Changes in the clients’ alcohol, drug or tobacco use were explored. Although it cannot be assumed that any changes are increases or decreases, 15 per cent of female clients reported a change compared to 6 per cent of male clients. While all of these differences are seen to be statistically significant, the starkest gender difference occurred when considering mental health, with 23 per cent of female clients reporting that their mental health had been affected by the current environment, compared to 10 per cent of male clients.

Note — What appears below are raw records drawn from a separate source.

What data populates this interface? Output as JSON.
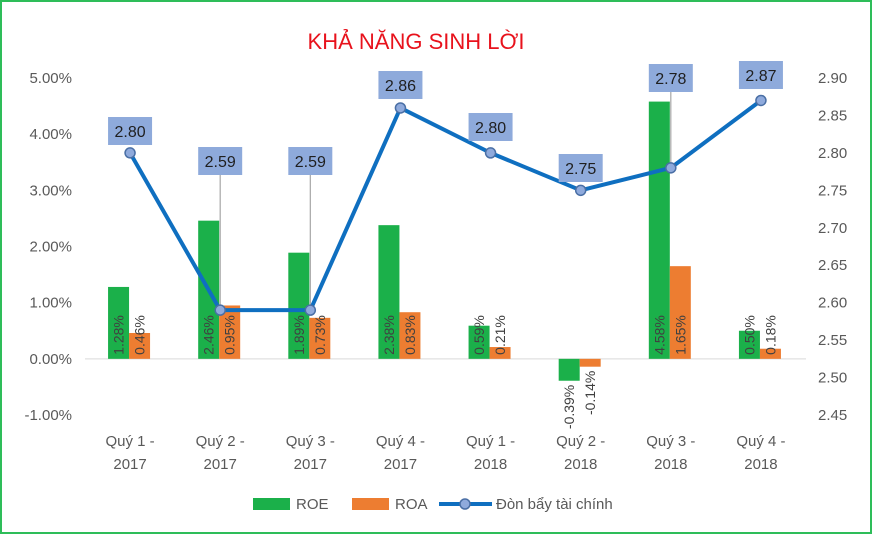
{
  "chart_data": {
    "type": "bar",
    "title": "KHẢ NĂNG SINH LỜI",
    "categories": [
      [
        "Quý 1 -",
        "2017"
      ],
      [
        "Quý 2 -",
        "2017"
      ],
      [
        "Quý 3 -",
        "2017"
      ],
      [
        "Quý 4 -",
        "2017"
      ],
      [
        "Quý 1 -",
        "2018"
      ],
      [
        "Quý 2 -",
        "2018"
      ],
      [
        "Quý 3 -",
        "2018"
      ],
      [
        "Quý 4 -",
        "2018"
      ]
    ],
    "series": [
      {
        "name": "ROE",
        "axis": "left",
        "color": "#1bb04a",
        "values": [
          1.28,
          2.46,
          1.89,
          2.38,
          0.59,
          -0.39,
          4.58,
          0.5
        ],
        "labels": [
          "1.28%",
          "2.46%",
          "1.89%",
          "2.38%",
          "0.59%",
          "-0.39%",
          "4.58%",
          "0.50%"
        ]
      },
      {
        "name": "ROA",
        "axis": "left",
        "color": "#ed7d31",
        "values": [
          0.46,
          0.95,
          0.73,
          0.83,
          0.21,
          -0.14,
          1.65,
          0.18
        ],
        "labels": [
          "0.46%",
          "0.95%",
          "0.73%",
          "0.83%",
          "0.21%",
          "-0.14%",
          "1.65%",
          "0.18%"
        ]
      },
      {
        "name": "Đòn bẩy tài chính",
        "axis": "right",
        "type": "line",
        "color": "#0f6fc0",
        "marker_color": "#8faadc",
        "values": [
          2.8,
          2.59,
          2.59,
          2.86,
          2.8,
          2.75,
          2.78,
          2.87
        ],
        "labels": [
          "2.80",
          "2.59",
          "2.59",
          "2.86",
          "2.80",
          "2.75",
          "2.78",
          "2.87"
        ]
      }
    ],
    "y_left": {
      "min": -1,
      "max": 5,
      "step": 1,
      "ticks": [
        "-1.00%",
        "0.00%",
        "1.00%",
        "2.00%",
        "3.00%",
        "4.00%",
        "5.00%"
      ]
    },
    "y_right": {
      "min": 2.45,
      "max": 2.9,
      "step": 0.05,
      "ticks": [
        "2.45",
        "2.50",
        "2.55",
        "2.60",
        "2.65",
        "2.70",
        "2.75",
        "2.80",
        "2.85",
        "2.90"
      ]
    },
    "grid": false,
    "legend": "bottom",
    "label_box_color": "#8eaadb"
  }
}
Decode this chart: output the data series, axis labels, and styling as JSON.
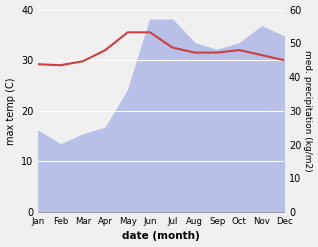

Research typically shows that women who use drugs face additional challenges, for example the European Monitoring Centre for Drugs and Drug Addiction (EMCDDA) suggests that women are particularly likely to experience stigma and social disadvantage and to have less social support. They may be likely to come from families with substance use problems and have a substance-using partner, have faced Adverse Childhood Experiences (ACEs) and may have co-occurring mental disorders.

Information monitoring

The emerging information from this monitoring system is not a replacement for more detailed research, as we can only highlight that there are differences and would only be able to speculate on why these differences are occurring, and research is needed to examine why females are experiencing lockdown differently to males. Those working in drug and alcohol services, and commissioners of these and similar services, should be alert to any additional difficulties faced by female clients and seek to explore them in more detail during contacts with female clients.